Sen. Chuck Schumer criticized the Metropolitan Transportation Authority Sunday for what he described as its inexcusably slow installation of federally mandated safety technology on its railroads.
The Senate minority leader said that the MTA will announce Monday that it will miss the previous deadline set by Congress to have the technology, known as Positive Train Control, or PTC, fully operational on the Long Island Rail Road and Metro-North by the end of 2018.
Newsday reported last week that a reprieve on the 2018 deadline was likely.
PTC uses radio transponders installed on trains and alongside tracks to communicate with each other and automatically stop a train if it is at risk of being involved in a crash. Advocates and lawmakers view the technology as a proven way to cut down on crashes involving speeding trains or conductor error.
“This is unacceptable because safety has to come first. We want our trains to be on time; we want our trains to be clean — but above all, we want our trains to be safe,” Schumer said at a news conference in Grand Central Terminal. “And if people think they’re not safe, they’re less likely to take them, and the MTA … will lose revenue.”
The MTA is set, however, to at least meet minimum project milestones to avoid potential fines as high as $27,904 a day and earn a two-year project extension, according to MTA spokesman Aaron Donovan.
Initially, PTC was supposed to be operational by 2015 under federal law, but that deadline was extended to 2018 after it became apparent that the nation’s railroads would fail to meet the benchmark. Schumer said there was “no way” it should take another two years to complete the installation and called for the Federal Railroad Administration to “impose a much stricter deadline” on the MTA.
An extension would counter previous claims from LIRR President Phillip Eng and other executives, who have for months expressed confidence that the authority would meet a Dec. 31, 2018, deadline.
“The whole intent is to, obviously, be in compliance by the end of the year,” Eng had previously insisted. “And we are confident that we are.”
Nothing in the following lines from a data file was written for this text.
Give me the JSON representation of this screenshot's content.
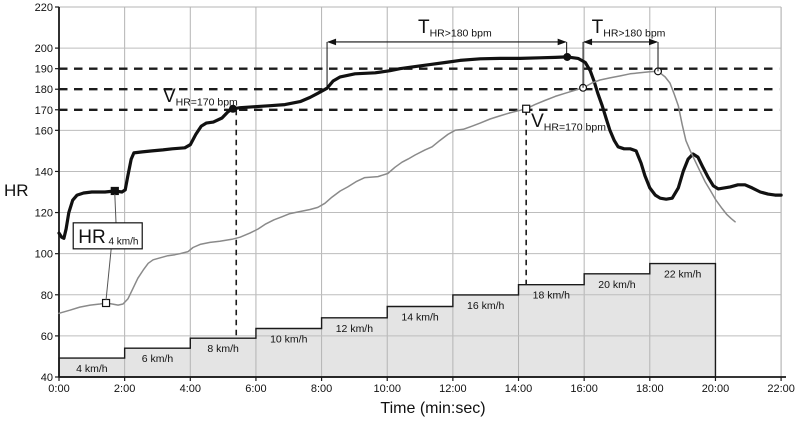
{
  "figure": {
    "y_axis_label": "HR",
    "x_axis_label": "Time (min:sec)"
  },
  "colors": {
    "bold_curve": "#111111",
    "gray_curve": "#8a8a8a",
    "step_fill": "#e4e4e4",
    "step_stroke": "#1a1a1a",
    "grid_vertical": "#b4b4b4",
    "grid_horizontal": "#bdbdbd",
    "axis": "#1a1a1a",
    "dashed_reference": "#1c1c1c",
    "annotation": "#111111",
    "connector": "#555555",
    "background": "#ffffff"
  },
  "chart_data": {
    "type": "line",
    "title": "",
    "xlabel": "Time (min:sec)",
    "ylabel": "HR",
    "y_unit": "bpm",
    "x_unit": "seconds",
    "x_range_sec": [
      0,
      1320
    ],
    "y_range_bpm": [
      40,
      220
    ],
    "x_ticks": [
      {
        "sec": 0,
        "label": "0:00"
      },
      {
        "sec": 120,
        "label": "2:00"
      },
      {
        "sec": 240,
        "label": "4:00"
      },
      {
        "sec": 360,
        "label": "6:00"
      },
      {
        "sec": 480,
        "label": "8:00"
      },
      {
        "sec": 600,
        "label": "10:00"
      },
      {
        "sec": 720,
        "label": "12:00"
      },
      {
        "sec": 840,
        "label": "14:00"
      },
      {
        "sec": 960,
        "label": "16:00"
      },
      {
        "sec": 1080,
        "label": "18:00"
      },
      {
        "sec": 1200,
        "label": "20:00"
      },
      {
        "sec": 1320,
        "label": "22:00"
      }
    ],
    "y_ticks": [
      40,
      60,
      80,
      100,
      120,
      140,
      160,
      170,
      180,
      190,
      200,
      220
    ],
    "y_gridlines": [
      60,
      80,
      100,
      120,
      140,
      160,
      200
    ],
    "reference_lines_bpm": [
      170,
      180,
      190
    ],
    "series": [
      {
        "id": "hr_bold",
        "name": "HR bold curve",
        "points": [
          [
            0,
            110
          ],
          [
            5,
            108
          ],
          [
            9,
            107.5
          ],
          [
            13,
            112
          ],
          [
            18,
            120
          ],
          [
            25,
            126
          ],
          [
            33,
            128.5
          ],
          [
            45,
            129.5
          ],
          [
            60,
            130
          ],
          [
            84,
            130
          ],
          [
            102,
            130.5
          ],
          [
            115,
            130
          ],
          [
            121,
            131
          ],
          [
            126,
            138
          ],
          [
            132,
            146
          ],
          [
            137,
            149
          ],
          [
            152,
            149.5
          ],
          [
            170,
            150
          ],
          [
            190,
            150.5
          ],
          [
            207,
            151
          ],
          [
            230,
            151.5
          ],
          [
            240,
            153
          ],
          [
            250,
            158
          ],
          [
            260,
            162
          ],
          [
            269,
            163.5
          ],
          [
            282,
            164
          ],
          [
            298,
            166
          ],
          [
            309,
            169
          ],
          [
            318,
            170.5
          ],
          [
            331,
            171
          ],
          [
            358,
            171.5
          ],
          [
            386,
            172
          ],
          [
            413,
            172.5
          ],
          [
            441,
            174
          ],
          [
            459,
            176
          ],
          [
            473,
            178
          ],
          [
            490,
            180.5
          ],
          [
            501,
            184
          ],
          [
            514,
            186
          ],
          [
            541,
            187.5
          ],
          [
            578,
            188
          ],
          [
            605,
            189
          ],
          [
            623,
            190
          ],
          [
            651,
            191
          ],
          [
            678,
            192
          ],
          [
            706,
            193
          ],
          [
            733,
            194
          ],
          [
            770,
            194.8
          ],
          [
            806,
            195
          ],
          [
            843,
            195
          ],
          [
            879,
            195.3
          ],
          [
            907,
            195.5
          ],
          [
            929,
            195.7
          ],
          [
            949,
            195
          ],
          [
            962,
            193
          ],
          [
            971,
            189
          ],
          [
            978,
            184
          ],
          [
            985,
            178
          ],
          [
            993,
            172
          ],
          [
            1000,
            166
          ],
          [
            1007,
            160
          ],
          [
            1015,
            155
          ],
          [
            1022,
            152
          ],
          [
            1033,
            151
          ],
          [
            1044,
            151
          ],
          [
            1055,
            150
          ],
          [
            1064,
            144
          ],
          [
            1071,
            138
          ],
          [
            1080,
            132
          ],
          [
            1090,
            128.5
          ],
          [
            1099,
            127
          ],
          [
            1110,
            126.5
          ],
          [
            1121,
            127
          ],
          [
            1132,
            132
          ],
          [
            1141,
            140
          ],
          [
            1150,
            146
          ],
          [
            1159,
            148.5
          ],
          [
            1168,
            147
          ],
          [
            1177,
            142
          ],
          [
            1187,
            137
          ],
          [
            1196,
            133
          ],
          [
            1205,
            131.5
          ],
          [
            1216,
            132
          ],
          [
            1227,
            132.5
          ],
          [
            1241,
            133.5
          ],
          [
            1254,
            133.5
          ],
          [
            1267,
            132
          ],
          [
            1282,
            130
          ],
          [
            1296,
            129
          ],
          [
            1309,
            128.5
          ],
          [
            1320,
            128.5
          ]
        ]
      },
      {
        "id": "hr_gray",
        "name": "HR gray curve",
        "points": [
          [
            0,
            71
          ],
          [
            20,
            72.5
          ],
          [
            38,
            74
          ],
          [
            57,
            75
          ],
          [
            75,
            75.5
          ],
          [
            86,
            76
          ],
          [
            97,
            75.5
          ],
          [
            108,
            75
          ],
          [
            117,
            75.5
          ],
          [
            126,
            78
          ],
          [
            135,
            83
          ],
          [
            144,
            88
          ],
          [
            154,
            92
          ],
          [
            163,
            95.3
          ],
          [
            172,
            97
          ],
          [
            185,
            98
          ],
          [
            199,
            99
          ],
          [
            212,
            99.5
          ],
          [
            221,
            100
          ],
          [
            236,
            101
          ],
          [
            245,
            103
          ],
          [
            258,
            104.5
          ],
          [
            276,
            105.5
          ],
          [
            294,
            106
          ],
          [
            316,
            107
          ],
          [
            331,
            108
          ],
          [
            349,
            110
          ],
          [
            364,
            112
          ],
          [
            378,
            114.5
          ],
          [
            393,
            116.5
          ],
          [
            408,
            118
          ],
          [
            422,
            119.5
          ],
          [
            441,
            120.5
          ],
          [
            459,
            121.5
          ],
          [
            473,
            122.5
          ],
          [
            486,
            124.5
          ],
          [
            499,
            127.5
          ],
          [
            514,
            130.5
          ],
          [
            528,
            132.5
          ],
          [
            543,
            135
          ],
          [
            559,
            137
          ],
          [
            583,
            137.5
          ],
          [
            601,
            139
          ],
          [
            614,
            142
          ],
          [
            627,
            144.5
          ],
          [
            638,
            146
          ],
          [
            651,
            148
          ],
          [
            669,
            150.5
          ],
          [
            682,
            152
          ],
          [
            696,
            155
          ],
          [
            711,
            158
          ],
          [
            724,
            160
          ],
          [
            739,
            160.5
          ],
          [
            755,
            162
          ],
          [
            770,
            163.5
          ],
          [
            788,
            165.5
          ],
          [
            806,
            167
          ],
          [
            824,
            168.5
          ],
          [
            839,
            169.5
          ],
          [
            854,
            170.5
          ],
          [
            870,
            172.5
          ],
          [
            888,
            174.5
          ],
          [
            907,
            176.5
          ],
          [
            925,
            178
          ],
          [
            943,
            179.5
          ],
          [
            958,
            180.7
          ],
          [
            974,
            183
          ],
          [
            989,
            184.5
          ],
          [
            1007,
            185.5
          ],
          [
            1026,
            186.5
          ],
          [
            1044,
            187.5
          ],
          [
            1062,
            188
          ],
          [
            1080,
            188.5
          ],
          [
            1095,
            188.7
          ],
          [
            1108,
            186
          ],
          [
            1117,
            183
          ],
          [
            1124,
            178
          ],
          [
            1132,
            172
          ],
          [
            1139,
            163
          ],
          [
            1146,
            155
          ],
          [
            1154,
            150
          ],
          [
            1163,
            145
          ],
          [
            1172,
            140
          ],
          [
            1181,
            135
          ],
          [
            1190,
            131
          ],
          [
            1201,
            126
          ],
          [
            1212,
            122
          ],
          [
            1221,
            119
          ],
          [
            1229,
            117
          ],
          [
            1236,
            115.5
          ]
        ]
      }
    ],
    "speed_steps": {
      "stages": [
        {
          "label": "4 km/h",
          "speed_kmh": 4,
          "start_sec": 0,
          "end_sec": 120,
          "top_bpm": 49.2
        },
        {
          "label": "6 km/h",
          "speed_kmh": 6,
          "start_sec": 120,
          "end_sec": 240,
          "top_bpm": 54.0
        },
        {
          "label": "8 km/h",
          "speed_kmh": 8,
          "start_sec": 240,
          "end_sec": 360,
          "top_bpm": 58.9
        },
        {
          "label": "10 km/h",
          "speed_kmh": 10,
          "start_sec": 360,
          "end_sec": 480,
          "top_bpm": 63.6
        },
        {
          "label": "12 km/h",
          "speed_kmh": 12,
          "start_sec": 480,
          "end_sec": 600,
          "top_bpm": 68.8
        },
        {
          "label": "14 km/h",
          "speed_kmh": 14,
          "start_sec": 600,
          "end_sec": 720,
          "top_bpm": 74.3
        },
        {
          "label": "16 km/h",
          "speed_kmh": 16,
          "start_sec": 720,
          "end_sec": 840,
          "top_bpm": 79.9
        },
        {
          "label": "18 km/h",
          "speed_kmh": 18,
          "start_sec": 840,
          "end_sec": 960,
          "top_bpm": 84.9
        },
        {
          "label": "20 km/h",
          "speed_kmh": 20,
          "start_sec": 960,
          "end_sec": 1080,
          "top_bpm": 90.2
        },
        {
          "label": "22 km/h",
          "speed_kmh": 22,
          "start_sec": 1080,
          "end_sec": 1200,
          "top_bpm": 95.2
        }
      ]
    },
    "markers": [
      {
        "shape": "square-filled",
        "series": "hr_bold",
        "sec": 102,
        "bpm": 130.5
      },
      {
        "shape": "square-open",
        "series": "hr_gray",
        "sec": 86,
        "bpm": 76
      },
      {
        "shape": "circle-filled",
        "series": "hr_bold",
        "sec": 318,
        "bpm": 170.5
      },
      {
        "shape": "square-open",
        "series": "hr_gray",
        "sec": 854,
        "bpm": 170.5
      },
      {
        "shape": "circle-filled",
        "series": "hr_bold",
        "sec": 929,
        "bpm": 195.7
      },
      {
        "shape": "circle-open",
        "series": "hr_gray",
        "sec": 958,
        "bpm": 180.7
      },
      {
        "shape": "circle-open",
        "series": "hr_gray",
        "sec": 1095,
        "bpm": 188.7
      }
    ],
    "dashed_drop_lines": [
      {
        "sec": 324,
        "from_bpm": 170
      },
      {
        "sec": 854,
        "from_bpm": 170
      }
    ],
    "span_arrows": [
      {
        "main": "T",
        "sub": "HR>180 bpm",
        "start_sec": 490,
        "end_sec": 928,
        "arrow_bpm": 203,
        "start_drop_bpm": 181,
        "end_drop_bpm": 195.7,
        "label_baseline_bpm": 207.3
      },
      {
        "main": "T",
        "sub": "HR>180 bpm",
        "start_sec": 958,
        "end_sec": 1095,
        "arrow_bpm": 203,
        "start_drop_bpm": 180.7,
        "end_drop_bpm": 188.7,
        "label_baseline_bpm": 207.3
      }
    ],
    "point_labels": [
      {
        "main": "V",
        "sub": "HR=170 bpm",
        "sec": 190,
        "baseline_bpm": 173.7
      },
      {
        "main": "V",
        "sub": "HR=170 bpm",
        "sec": 863,
        "baseline_bpm": 161.6
      }
    ],
    "boxed_label": {
      "main": "HR",
      "sub": "4 km/h",
      "box_sec": 26,
      "box_top_bpm": 115,
      "to_bold": {
        "sec": 102,
        "bpm": 130.5
      },
      "to_gray": {
        "sec": 86,
        "bpm": 76
      }
    }
  }
}
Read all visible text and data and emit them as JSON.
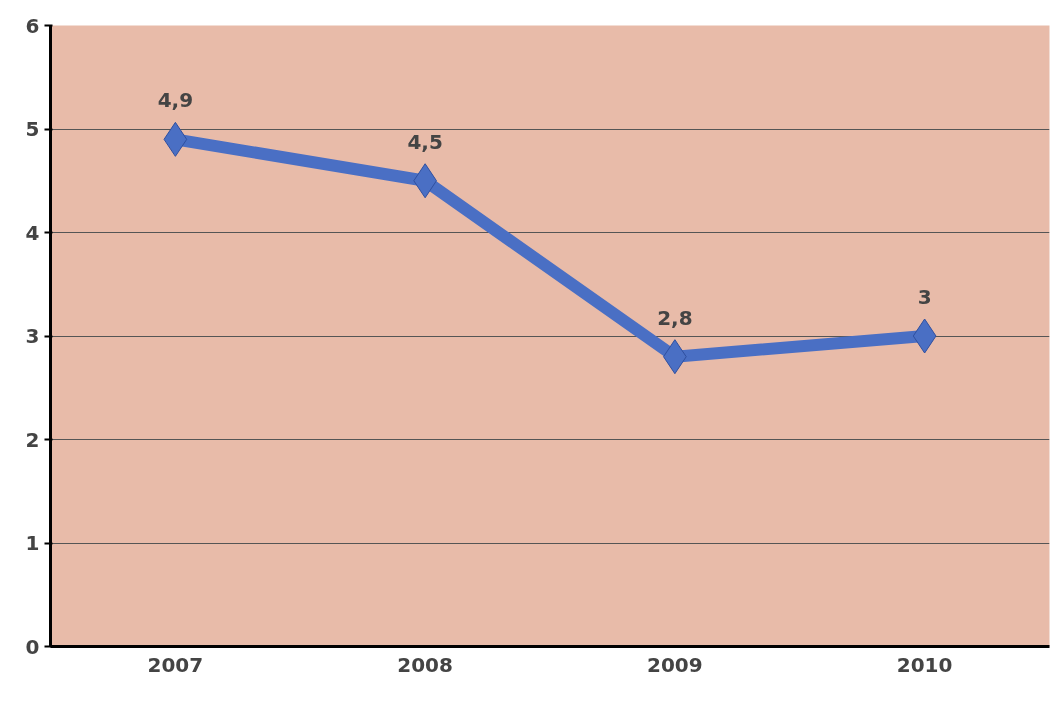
{
  "chart_data": {
    "type": "line",
    "categories": [
      "2007",
      "2008",
      "2009",
      "2010"
    ],
    "series": [
      {
        "color": "#4a6fc4",
        "values": [
          4.9,
          4.5,
          2.8,
          3
        ],
        "value_labels": [
          "4,9",
          "4,5",
          "2,8",
          "3"
        ]
      }
    ],
    "ylim": [
      0,
      6
    ],
    "yticks": [
      0,
      1,
      2,
      3,
      4,
      5,
      6
    ],
    "grid": "y",
    "marker": "diamond",
    "line_style": "solid"
  }
}
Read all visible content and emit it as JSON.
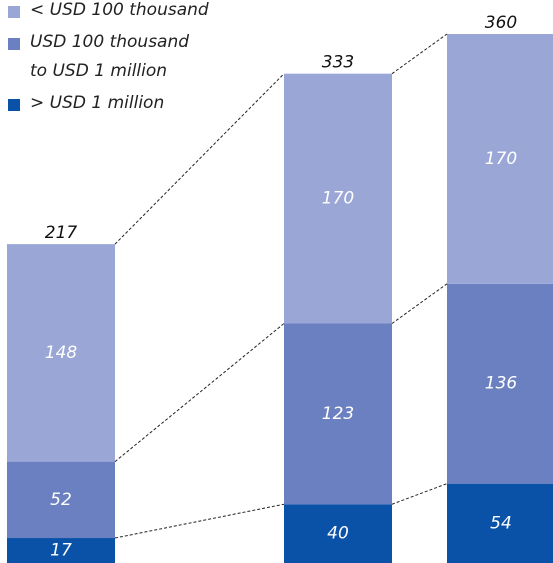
{
  "chart_data": {
    "type": "stacked-bar",
    "categories": [
      null,
      null,
      null
    ],
    "series": [
      {
        "name": "< USD 100 thousand",
        "color": "#9aa6d6",
        "values": [
          148,
          170,
          170
        ]
      },
      {
        "name": "USD 100 thousand\nto USD 1 million",
        "color": "#6b80c0",
        "values": [
          52,
          123,
          136
        ]
      },
      {
        "name": "> USD 1 million",
        "color": "#0a52a8",
        "values": [
          17,
          40,
          54
        ]
      }
    ],
    "totals": [
      217,
      333,
      360
    ],
    "legend": "top-left"
  }
}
Donovan did not specify exactly when the MTA plans to have PTC fully operational.
"Nationwide, we are in line with the majority of our peer commuter railroads' PTC implementation timelines. We expect to complete our systemwide rollout in advance of the two additional years we've qualified for under FRA rules," Donovan said in a statement. "Metro-North and the LIRR are extremely safe ways to travel in New York, and our work implementing Positive Train Control will only make them safer.”
The FRA did not immediately respond to requests for comment.
In a progress report published this November, the LIRR said its PTC project was 85 percent complete. But the railroad did highlight in the report that the project could potentially be delayed because of “slow resolution of several software issues” that could prolong testing. The railroad has acknowledged the PTC software has failed in several computer-simulated scenarios.
Schumer reasoned that the delay was either due to mismanagement or a lack of priority at the MTA. He said that Amtrak — “hardly the model of efficiency" — plans to have PTC operating on virtually all its tracks by the end of 2018.
The MTA’s PTC delays come as it prepares its next five-year capital program for major projects, which requires some federal funding. The slow rollout reflects poorly on the MTA’s credibility to deliver such projects, Schumer said.
“When they [the MTA] have the money and it’s taking so long to get it done, their credibility is lowered,” Schumer said. “Their credibility is pretty low to begin with.”